2eme parcelle : trou même dimension ; crotte de bouc (avec peu de paille, peut-être une erreur) sur 10cm; couche de fumier de poule frais 10cm; couche de fumier de poule mis au compost + quelques déchets alimentaires du compost sur 25-30 cm, vieux de pas plus d’un mois et demi; une couche de terre standard; le tout recouvert d’une bache plastique avec des trous d’aération. Arrosage au fur et à mesure environ 10 litres car beaucoup de rétention d’eau au fond.

Verdict :
Cas 1 : 8 jours aucune montée en température.
Cas 2 : 3 jours aucune montée en température.

Merci pour vos conseils, car après toute mes recherches, le principe a l’air simple et pour le coup je ne comprends pas où sont mes erreurs. Les cas, 2 il est peu être un peu tot pour s’alarmer mais le cas 1 est plus curieux.

Cordialement,

Flavien

belhouari
belhouari
7 années il y a

bonjour gilles…comme je ne possède pas de fumier,je construit des réchauds avec des herbes foulées et mouillée fraiche ,je sait que les herbes en valent pas le mélange des feuille avec le fumier,mais je me dépanne contre les gelées merci bcp

aurélie
aurélie
7 années il y a

Bonjour Gilles,
Merci infiniment pour cet article, une mine d’informations, comme à l’accoutumée. J’aimerais faire une couche chaude, seulement je m’inquiète quant à la propagation des maladies via le fumier, qu’on dit décuplées lorsqu’il est enterré. J’imagine que si tu le conseilles, c’est qu’il n’y a pas de risque, et j’aimerais savoir pourquoi. Merci d’avance !

aurélie
aurélie
7 années il y a
En réponse à  Gilles le Jardinier Bio

Merci infiniment Gilles pour cette réponse très complète !

Michel
Michel
8 années il y a

Bonjour Gilles.
Un grand merci pour ce partage qui me ravit car tu as répondu à toutes les questions que je me posais à ce sujet.
Bonne journée et à bientôt.
Michel

Corine Rambeau
8 années il y a

Bonjour Gilles,
J’ai à ma disposition un congélateur bahut vitré sur le dessus que j’ai récupéré sans le moteur, j’ai une ânesse qui produit la matière première.
Crois tu qu’il soit possible de placer ce congelo en le perçant au fond (perceuse) dans un coin du potager ? Mon mari veut lui mettre un bardage bois de palette pour l’intégrer au paysage.
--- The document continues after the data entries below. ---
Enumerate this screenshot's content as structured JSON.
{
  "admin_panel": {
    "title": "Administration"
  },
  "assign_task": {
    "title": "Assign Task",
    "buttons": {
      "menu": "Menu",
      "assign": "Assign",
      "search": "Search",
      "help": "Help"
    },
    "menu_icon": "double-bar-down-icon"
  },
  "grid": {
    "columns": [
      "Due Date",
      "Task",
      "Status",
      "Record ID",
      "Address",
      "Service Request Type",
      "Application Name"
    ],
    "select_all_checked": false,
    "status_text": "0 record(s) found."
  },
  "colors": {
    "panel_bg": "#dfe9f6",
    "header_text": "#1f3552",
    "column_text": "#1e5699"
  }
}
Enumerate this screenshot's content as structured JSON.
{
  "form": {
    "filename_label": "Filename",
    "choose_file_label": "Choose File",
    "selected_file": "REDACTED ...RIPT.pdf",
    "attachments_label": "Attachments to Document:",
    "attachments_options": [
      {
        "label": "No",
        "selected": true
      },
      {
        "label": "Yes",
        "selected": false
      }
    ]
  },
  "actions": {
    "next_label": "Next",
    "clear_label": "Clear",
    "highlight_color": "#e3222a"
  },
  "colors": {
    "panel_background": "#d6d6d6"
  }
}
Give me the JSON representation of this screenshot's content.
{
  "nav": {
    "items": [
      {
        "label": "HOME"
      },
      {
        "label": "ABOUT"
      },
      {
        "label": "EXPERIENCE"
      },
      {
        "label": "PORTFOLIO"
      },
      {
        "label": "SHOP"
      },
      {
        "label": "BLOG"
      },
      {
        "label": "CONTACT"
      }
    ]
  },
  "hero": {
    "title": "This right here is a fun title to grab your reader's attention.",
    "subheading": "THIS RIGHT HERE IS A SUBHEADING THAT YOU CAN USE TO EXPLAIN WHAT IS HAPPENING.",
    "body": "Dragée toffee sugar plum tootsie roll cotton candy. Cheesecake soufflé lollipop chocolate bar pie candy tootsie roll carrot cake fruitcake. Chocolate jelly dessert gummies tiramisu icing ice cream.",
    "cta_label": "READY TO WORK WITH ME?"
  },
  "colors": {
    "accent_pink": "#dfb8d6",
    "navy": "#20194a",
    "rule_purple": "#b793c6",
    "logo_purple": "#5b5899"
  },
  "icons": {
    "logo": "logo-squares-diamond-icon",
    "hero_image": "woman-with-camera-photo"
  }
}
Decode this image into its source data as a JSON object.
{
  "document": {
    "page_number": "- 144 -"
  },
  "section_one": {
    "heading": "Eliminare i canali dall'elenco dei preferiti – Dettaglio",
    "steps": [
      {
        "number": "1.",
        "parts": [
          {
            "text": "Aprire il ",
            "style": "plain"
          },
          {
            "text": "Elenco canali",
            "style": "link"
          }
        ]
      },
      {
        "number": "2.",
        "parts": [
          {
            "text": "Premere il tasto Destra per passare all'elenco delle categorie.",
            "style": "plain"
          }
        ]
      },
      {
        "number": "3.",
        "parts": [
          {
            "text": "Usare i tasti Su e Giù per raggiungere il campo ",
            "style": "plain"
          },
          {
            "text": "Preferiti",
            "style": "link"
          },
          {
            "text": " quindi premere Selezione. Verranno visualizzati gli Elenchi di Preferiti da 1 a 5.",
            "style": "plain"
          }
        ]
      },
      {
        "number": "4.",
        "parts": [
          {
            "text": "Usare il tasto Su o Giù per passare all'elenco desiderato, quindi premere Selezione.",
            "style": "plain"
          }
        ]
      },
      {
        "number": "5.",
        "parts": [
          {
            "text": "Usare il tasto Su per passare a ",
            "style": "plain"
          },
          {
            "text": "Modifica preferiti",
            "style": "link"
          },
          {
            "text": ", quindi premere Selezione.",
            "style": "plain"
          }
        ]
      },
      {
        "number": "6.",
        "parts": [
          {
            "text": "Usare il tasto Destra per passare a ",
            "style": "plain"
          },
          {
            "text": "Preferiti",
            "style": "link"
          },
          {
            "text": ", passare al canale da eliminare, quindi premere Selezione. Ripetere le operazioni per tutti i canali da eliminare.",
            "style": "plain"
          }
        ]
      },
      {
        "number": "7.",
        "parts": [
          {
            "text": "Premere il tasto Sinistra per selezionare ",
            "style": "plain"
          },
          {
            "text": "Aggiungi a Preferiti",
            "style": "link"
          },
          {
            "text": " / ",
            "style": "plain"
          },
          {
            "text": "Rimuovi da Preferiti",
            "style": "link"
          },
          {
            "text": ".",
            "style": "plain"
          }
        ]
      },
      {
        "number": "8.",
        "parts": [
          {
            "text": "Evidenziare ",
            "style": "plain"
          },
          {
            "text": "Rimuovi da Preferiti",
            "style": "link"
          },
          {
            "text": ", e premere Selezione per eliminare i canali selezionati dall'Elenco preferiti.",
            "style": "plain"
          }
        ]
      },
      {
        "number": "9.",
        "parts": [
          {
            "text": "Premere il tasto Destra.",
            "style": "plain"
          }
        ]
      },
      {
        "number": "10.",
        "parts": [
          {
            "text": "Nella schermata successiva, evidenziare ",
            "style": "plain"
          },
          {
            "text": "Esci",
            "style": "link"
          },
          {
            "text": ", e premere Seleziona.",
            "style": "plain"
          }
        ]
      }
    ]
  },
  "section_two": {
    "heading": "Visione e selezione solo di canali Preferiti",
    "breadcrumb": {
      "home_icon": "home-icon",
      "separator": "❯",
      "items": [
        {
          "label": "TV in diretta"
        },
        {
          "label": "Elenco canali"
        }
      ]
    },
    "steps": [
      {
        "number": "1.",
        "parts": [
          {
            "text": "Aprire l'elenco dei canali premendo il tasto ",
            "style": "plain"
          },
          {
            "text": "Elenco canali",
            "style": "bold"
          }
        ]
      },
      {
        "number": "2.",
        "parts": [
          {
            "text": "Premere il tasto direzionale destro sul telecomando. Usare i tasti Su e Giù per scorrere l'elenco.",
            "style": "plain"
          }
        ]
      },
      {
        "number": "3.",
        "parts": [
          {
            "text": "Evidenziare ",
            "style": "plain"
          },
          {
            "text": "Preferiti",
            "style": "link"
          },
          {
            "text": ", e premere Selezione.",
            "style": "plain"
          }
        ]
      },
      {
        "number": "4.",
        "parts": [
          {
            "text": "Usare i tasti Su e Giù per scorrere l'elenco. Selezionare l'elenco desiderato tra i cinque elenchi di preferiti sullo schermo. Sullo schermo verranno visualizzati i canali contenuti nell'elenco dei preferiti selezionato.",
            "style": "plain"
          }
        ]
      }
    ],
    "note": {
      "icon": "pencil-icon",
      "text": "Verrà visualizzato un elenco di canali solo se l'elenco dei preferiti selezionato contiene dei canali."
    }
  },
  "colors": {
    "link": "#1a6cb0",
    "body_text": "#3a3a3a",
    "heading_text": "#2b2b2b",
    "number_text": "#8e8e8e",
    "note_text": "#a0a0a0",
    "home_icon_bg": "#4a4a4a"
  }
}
C’est très profond, je pensais y mettre des parpaings au fond ou ??? Son isolation originelle sera elle suffisante ?
Avant de mettre en oeuvre je voulais avoir ton avis éclairé sur la faisabilité …
Merci de ton aide

kevin
kevin
8 années il y a

Merci pour cette astuce

bouriau
bouriau
10 années il y a

justement c’est pour l’année prochaine, car je viens de connaitre cela et cela m’aurait trés utile cette année car semi à la maison mais manque de luminosité 🙁 du coup cela pousse pas dur
je viens de comprendre que toutes les temperatures citées sont celle du terreau et couche chaude et non de l’air
merci pour vos précieux conseils!!
quel thermomètre faut il pour la couche chaude? je ne vois pas ou on peut en trouver
merci

bouriau
bouriau
10 années il y a

Bonsoir Gilles,
je suis de Bretagne (Pres de Rennes), je voudrai tenter l’an prochain une couche chaude!
Vous dites au début pendant 1 mois 25° et ensuite 15/20° mais a peu prés combien de temps? cette température est ce suffisant pour des tomates poivron (légumes du soleil?)
ensuite qu’elle est l’avantage d’enterrer sa couche chaude et non de faire un grand châssis de 65 cm de hauteur posée sur la pelouse le tout fait en bois de coffrage?, du coup si on commence les semis en février, on doit en refaire une en avril?